Alain Vaillant, l’Histoire littéraire, Paris, Armand Colin, coll. «U», 2017 (2e édition revue et augmentée), 408 p., p. 260.

Pauvre lui

Éric Chevillard, Démolir Nisard, 2006, couverture

Ce matin, l’Oreille tendue donnera la deuxième séance de son cours Questions d’histoire de la littérature à l’Université de Montréal.

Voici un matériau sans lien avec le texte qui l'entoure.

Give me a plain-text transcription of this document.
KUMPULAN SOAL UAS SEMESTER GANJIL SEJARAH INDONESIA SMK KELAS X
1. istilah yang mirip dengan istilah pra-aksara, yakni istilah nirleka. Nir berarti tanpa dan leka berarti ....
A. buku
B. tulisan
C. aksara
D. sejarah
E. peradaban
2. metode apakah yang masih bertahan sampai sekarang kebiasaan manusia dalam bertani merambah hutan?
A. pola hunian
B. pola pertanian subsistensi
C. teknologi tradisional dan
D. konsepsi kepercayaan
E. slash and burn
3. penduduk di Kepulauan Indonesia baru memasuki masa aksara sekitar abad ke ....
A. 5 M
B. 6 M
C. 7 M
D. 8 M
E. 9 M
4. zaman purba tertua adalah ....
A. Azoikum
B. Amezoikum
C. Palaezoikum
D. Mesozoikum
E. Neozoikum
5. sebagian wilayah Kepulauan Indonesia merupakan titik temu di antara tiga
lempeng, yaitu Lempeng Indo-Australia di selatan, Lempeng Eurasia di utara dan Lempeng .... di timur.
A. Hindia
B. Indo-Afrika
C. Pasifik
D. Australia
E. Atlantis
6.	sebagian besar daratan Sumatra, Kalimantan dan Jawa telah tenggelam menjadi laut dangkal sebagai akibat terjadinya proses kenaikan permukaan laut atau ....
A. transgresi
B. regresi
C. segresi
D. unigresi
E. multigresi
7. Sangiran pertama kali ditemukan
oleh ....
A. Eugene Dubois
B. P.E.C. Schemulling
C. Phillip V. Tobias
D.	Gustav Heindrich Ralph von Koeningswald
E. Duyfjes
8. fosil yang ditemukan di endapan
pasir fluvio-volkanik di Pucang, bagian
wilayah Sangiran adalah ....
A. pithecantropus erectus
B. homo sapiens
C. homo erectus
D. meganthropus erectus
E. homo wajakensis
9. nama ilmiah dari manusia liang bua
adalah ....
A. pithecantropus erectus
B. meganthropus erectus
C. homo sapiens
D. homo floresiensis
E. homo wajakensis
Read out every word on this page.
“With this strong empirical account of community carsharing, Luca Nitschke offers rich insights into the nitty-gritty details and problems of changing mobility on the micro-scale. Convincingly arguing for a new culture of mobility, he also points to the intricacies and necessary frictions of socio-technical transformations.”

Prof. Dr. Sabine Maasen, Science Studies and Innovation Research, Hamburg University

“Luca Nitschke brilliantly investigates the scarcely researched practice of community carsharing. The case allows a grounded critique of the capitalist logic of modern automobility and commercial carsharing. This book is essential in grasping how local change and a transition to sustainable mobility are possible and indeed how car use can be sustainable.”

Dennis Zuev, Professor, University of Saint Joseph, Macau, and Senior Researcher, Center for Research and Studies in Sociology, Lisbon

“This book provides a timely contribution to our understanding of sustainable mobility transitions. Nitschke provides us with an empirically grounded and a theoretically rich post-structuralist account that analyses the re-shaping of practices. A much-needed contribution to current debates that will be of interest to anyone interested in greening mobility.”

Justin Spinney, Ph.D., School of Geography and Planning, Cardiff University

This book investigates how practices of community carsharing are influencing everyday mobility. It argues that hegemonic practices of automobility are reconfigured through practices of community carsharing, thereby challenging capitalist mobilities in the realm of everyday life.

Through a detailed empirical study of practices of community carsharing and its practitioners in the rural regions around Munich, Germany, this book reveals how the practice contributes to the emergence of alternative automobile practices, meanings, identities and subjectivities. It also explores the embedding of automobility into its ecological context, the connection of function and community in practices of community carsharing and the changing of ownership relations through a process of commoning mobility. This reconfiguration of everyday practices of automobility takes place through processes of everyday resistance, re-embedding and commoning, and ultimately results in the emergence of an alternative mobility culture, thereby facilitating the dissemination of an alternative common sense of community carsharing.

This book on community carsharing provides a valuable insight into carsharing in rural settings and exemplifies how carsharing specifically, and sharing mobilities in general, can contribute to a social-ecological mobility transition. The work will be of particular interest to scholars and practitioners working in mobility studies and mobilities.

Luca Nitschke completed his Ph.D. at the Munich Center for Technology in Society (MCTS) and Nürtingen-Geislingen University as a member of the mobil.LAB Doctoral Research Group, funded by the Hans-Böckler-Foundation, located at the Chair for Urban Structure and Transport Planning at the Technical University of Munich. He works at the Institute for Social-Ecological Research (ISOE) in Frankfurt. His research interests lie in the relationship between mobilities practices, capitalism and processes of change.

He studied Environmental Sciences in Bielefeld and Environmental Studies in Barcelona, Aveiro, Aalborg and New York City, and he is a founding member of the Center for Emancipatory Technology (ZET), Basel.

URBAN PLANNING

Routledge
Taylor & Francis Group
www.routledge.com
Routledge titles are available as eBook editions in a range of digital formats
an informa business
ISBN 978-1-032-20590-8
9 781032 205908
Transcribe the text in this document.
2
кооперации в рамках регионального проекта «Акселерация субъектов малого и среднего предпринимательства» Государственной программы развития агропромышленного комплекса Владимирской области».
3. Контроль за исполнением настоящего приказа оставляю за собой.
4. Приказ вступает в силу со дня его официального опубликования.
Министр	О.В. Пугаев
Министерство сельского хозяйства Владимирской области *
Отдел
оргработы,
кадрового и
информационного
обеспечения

Elle citera Désiré Nisard.

Et elle citera Éric Chevillard :

Mais comment sais-tu tout cela ? me demande Métilde. Il suffit pourtant de lire quelques lignes de ce sinistre cagot pour ne plus rien ignorer de lui et deviner d’où il vient, de quel œuf pourri, de quelle enfance contrariée il est issu. Mais, certainement, Métilde a mieux à faire que d’envoyer un bibliothécaire extraire dans les arrière-fonds poussiéreux de la réserve les quatre tomes, scellés par l’humidité et l’indifférence séculaire du lectorat, de l’Histoire de la littérature française de Nisard et laisser se faner dans ces pages quelques heures de sa jeunesse, de sa beauté fascinante. Comme je souffrirais de savoir Métilde enlisée jusqu’à mi-corps dans ce marécage ! Métilde prisonnière de la boue grise de ces volumes et Nisard tout au fond rampant comme un visqueux reptile, s’enroulant autour de ses chevilles, Nisard tapi au creux de son œuvre idéalement vide, triste construction de pâte à papier, et guettant la proie juvénile, après des décennies de solitude amère à peine troublées par la visite oblique de quelque universitaire pressé en quête d’une référence pour une note en bas de page, Nisard vautré dans sa fange avisant soudain le pied rose de Métilde, y ventousant ses lèvres flasques, Nisard dont j’ai toujours soupçonné la secrète abjection, incapable cette fois de cacher son jeu et de se dominer après une si longue abstinence, et se jetant sur elle en crachotant, l’œil fou, l’air hagard (p. 11).

 

Référence

Chevillard, Éric, Démolir Nisard. Roman, Paris, Éditions de Minuit, 2006, 172 p.